Bu alanları gerginlik alanı halinde tutmak değil işbirliği havzası haline getirmek gerektiğini vurgulayan Akıncı, öncelikle İsrail ve Kıbrıs gazını, ileride de Mısır gazını birleştirerek, Türkiye üzerinden Avrupa’ya göndermenin herkesin karına olacağını söyledi.

Adem-i merkeziyetçilik tartışılırken, hangi yetkilerin merkezde toplanmasının düşünüldüğü konusundaki soruyu da yanıtlayan Cumhurbaşkanı Akıncı, geçmiş mutabakatlara bağlı olduklarını, merkezi yetkiler konusunda olur verdikleri noktada olduklarını belirtti.

Akıncı, mutabakat olan bir alanı tartışamaya açmak istemediklerini söyleyerek, Anastasiadis’e bu konudaki somut düşüncelerini sorduğunu, süreç yeniden başlayacak ve ucu açık olmayacaksa bunu değerlendirmeye hazır olduğunu yineledi.
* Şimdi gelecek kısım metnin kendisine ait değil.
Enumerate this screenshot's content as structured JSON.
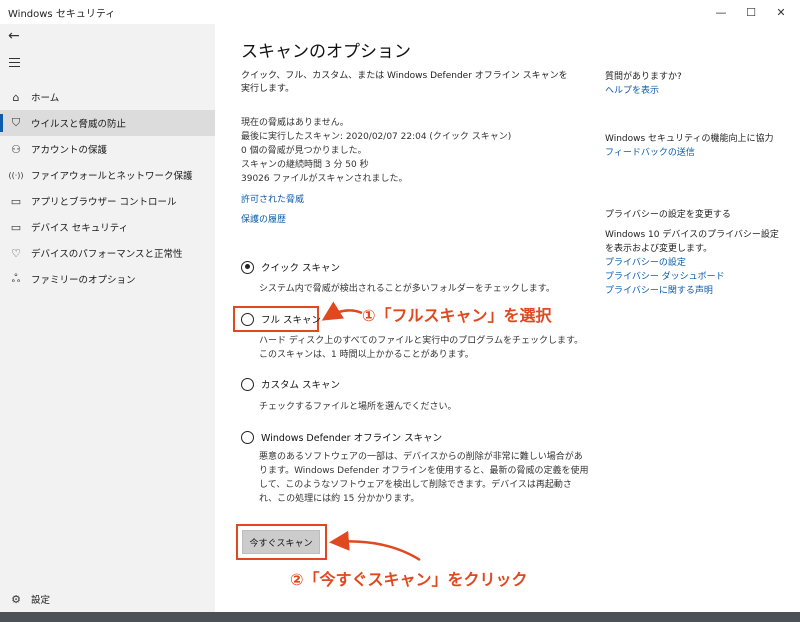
{
  "window": {
    "title": "Windows セキュリティ"
  },
  "titlebar_controls": {
    "minimize": "—",
    "maximize": "☐",
    "close": "✕"
  },
  "sidebar": {
    "back_icon": "←",
    "items": [
      {
        "icon": "⌂",
        "label": "ホーム"
      },
      {
        "icon": "⛉",
        "label": "ウイルスと脅威の防止"
      },
      {
        "icon": "⚇",
        "label": "アカウントの保護"
      },
      {
        "icon": "((·))",
        "label": "ファイアウォールとネットワーク保護"
      },
      {
        "icon": "▭",
        "label": "アプリとブラウザー コントロール"
      },
      {
        "icon": "▭",
        "label": "デバイス セキュリティ"
      },
      {
        "icon": "♡",
        "label": "デバイスのパフォーマンスと正常性"
      },
      {
        "icon": "ஃ",
        "label": "ファミリーのオプション"
      }
    ],
    "settings": {
      "icon": "⚙",
      "label": "設定"
    }
  },
  "main": {
    "title": "スキャンのオプション",
    "description": "クイック、フル、カスタム、または Windows Defender オフライン スキャンを実行します。",
    "status_lines": [
      "現在の脅威はありません。",
      "最後に実行したスキャン: 2020/02/07 22:04 (クイック スキャン)",
      "0 個の脅威が見つかりました。",
      "スキャンの継続時間 3 分 50 秒",
      "39026 ファイルがスキャンされました。"
    ],
    "allowed_threats_link": "許可された脅威",
    "history_link": "保護の履歴",
    "options": [
      {
        "label": "クイック スキャン",
        "selected": true,
        "desc": "システム内で脅威が検出されることが多いフォルダーをチェックします。"
      },
      {
        "label": "フル スキャン",
        "selected": false,
        "desc": "ハード ディスク上のすべてのファイルと実行中のプログラムをチェックします。このスキャンは、1 時間以上かかることがあります。"
      },
      {
        "label": "カスタム スキャン",
        "selected": false,
        "desc": "チェックするファイルと場所を選んでください。"
      },
      {
        "label": "Windows Defender オフライン スキャン",
        "selected": false,
        "desc": "悪意のあるソフトウェアの一部は、デバイスからの削除が非常に難しい場合があります。Windows Defender オフラインを使用すると、最新の脅威の定義を使用して、このようなソフトウェアを検出して削除できます。デバイスは再起動され、この処理には約 15 分かかります。"
      }
    ],
    "scan_button": "今すぐスキャン"
  },
  "annotations": {
    "step1": "①「フルスキャン」を選択",
    "step2": "②「今すぐスキャン」をクリック",
    "color": "#e0491f"
  },
  "right_column": {
    "questions_heading": "質問がありますか?",
    "help_link": "ヘルプを表示",
    "improve_heading": "Windows セキュリティの機能向上に協力",
    "feedback_link": "フィードバックの送信",
    "privacy_heading": "プライバシーの設定を変更する",
    "privacy_text": "Windows 10 デバイスのプライバシー設定を表示および変更します。",
    "privacy_links": [
      "プライバシーの設定",
      "プライバシー ダッシュボード",
      "プライバシーに関する声明"
    ]
  }
}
Garanti ve güvenlikler konusundaki soruyu da yanıtlayan Akıncı, her iki toplumun da güven içinde yaşamasını istediklerini, bir tarafın güvenliğinin diğer taraf için tehdit yaratmaması gerektiğini, bir süreç başlayacaksa ve sonuca gidilecekse güvenlik boyutunun bunun önemli bir parçası olacağını ifade etti.
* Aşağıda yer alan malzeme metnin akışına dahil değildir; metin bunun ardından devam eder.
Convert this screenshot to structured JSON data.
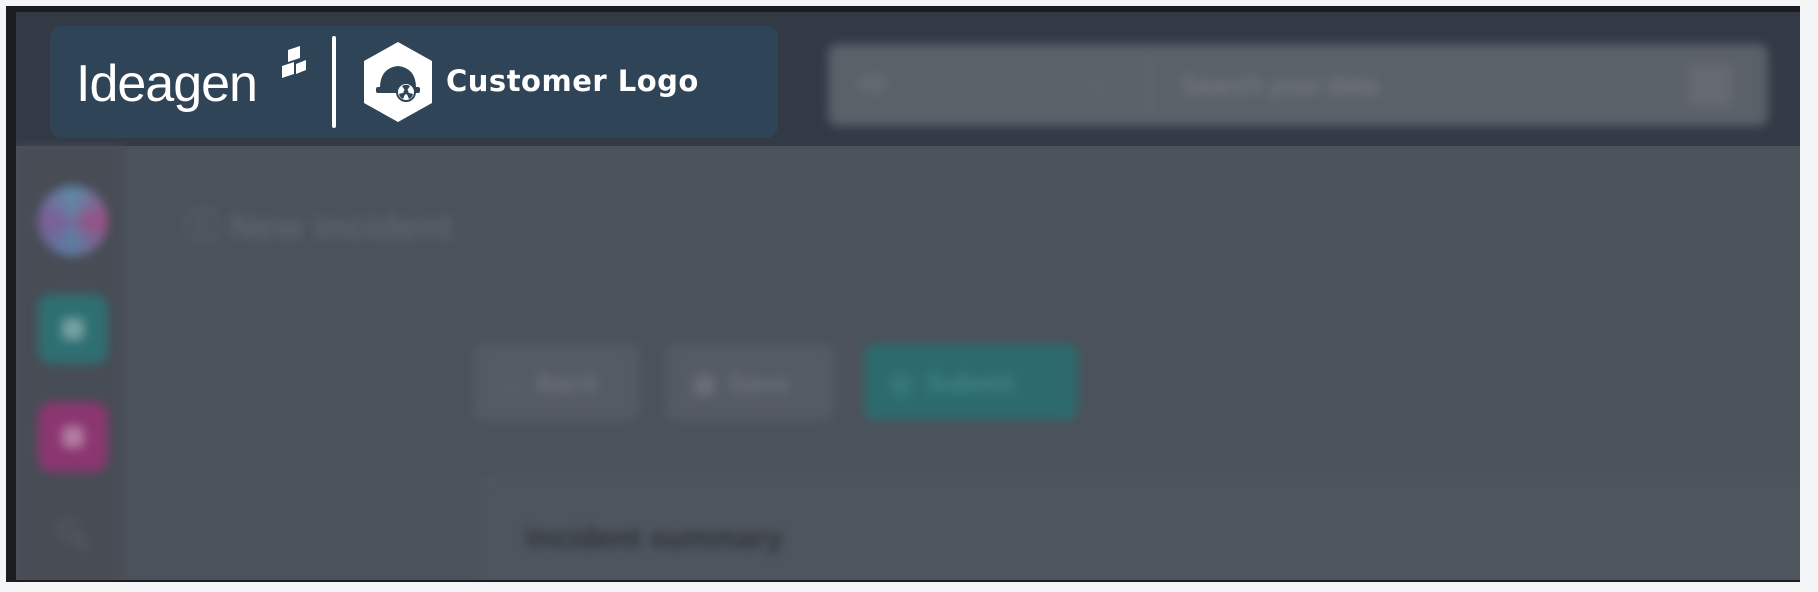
{
  "brand": {
    "wordmark": "Ideagen",
    "customer_label": "Customer Logo"
  },
  "search": {
    "scope_label": "All",
    "placeholder": "Search your data",
    "scope_icon": "chevron-down-icon",
    "submit_icon": "keyboard-shortcut-icon"
  },
  "sidebar": {
    "items": [
      {
        "icon": "avatar-icon",
        "color": "#9a4f83"
      },
      {
        "icon": "incidents-app-icon",
        "color": "#2e6f72"
      },
      {
        "icon": "home-app-icon",
        "color": "#8b3670"
      },
      {
        "icon": "search-icon"
      }
    ]
  },
  "page": {
    "title": "New incident",
    "title_icon": "info-icon"
  },
  "toolbar": {
    "back_label": "Back",
    "back_icon": "arrow-left-icon",
    "save_label": "Save",
    "save_icon": "save-icon",
    "submit_label": "Submit",
    "submit_icon": "check-circle-icon",
    "submit_color": "#2c6a6d"
  },
  "section": {
    "title": "Incident summary"
  },
  "colors": {
    "brand_panel": "#304458",
    "overlay": "#4c525b"
  }
}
“AYLARLA SINIRLI OLACAK BİR SÜREÇ”

Cumhurbaşkanı Akıncı, takvim derken kastedilen sürenin ne olduğunun sorulması üzerine, uzun olmayan bir süreç olması gerektiğini, müzakerelerin 50 yıldır devam ettiğini, kimsenin bir o kadar daha devam etmesini istemediğini söyledi.

BM Barış Gücü ve hidrokarbon konularının gündeme gelmesiyle sürenin uzamaması gerektiğinin bir kez daha görüldüğünü belirten Akıncı, iki toplumun ve uluslararası toplumun da yorulduğunu dile getirdi.

Akıncı, gelinen aşama ile ilgili hem BM Genel Sekreteri hem de Lute’nin bilgilendirildiğini söyleyerek, makul sürede bu konunun netleşmesi ve sonuçlanması gerekeceğini kaydetti.

umhurbaşkanı Akıncı, sürenin haftalarla sınırlı olmadığını, ancak yıllarca da devam edemeyeceğini dolayısıyla aylarla sınırlı olacağının söylenebileceğini belirtti.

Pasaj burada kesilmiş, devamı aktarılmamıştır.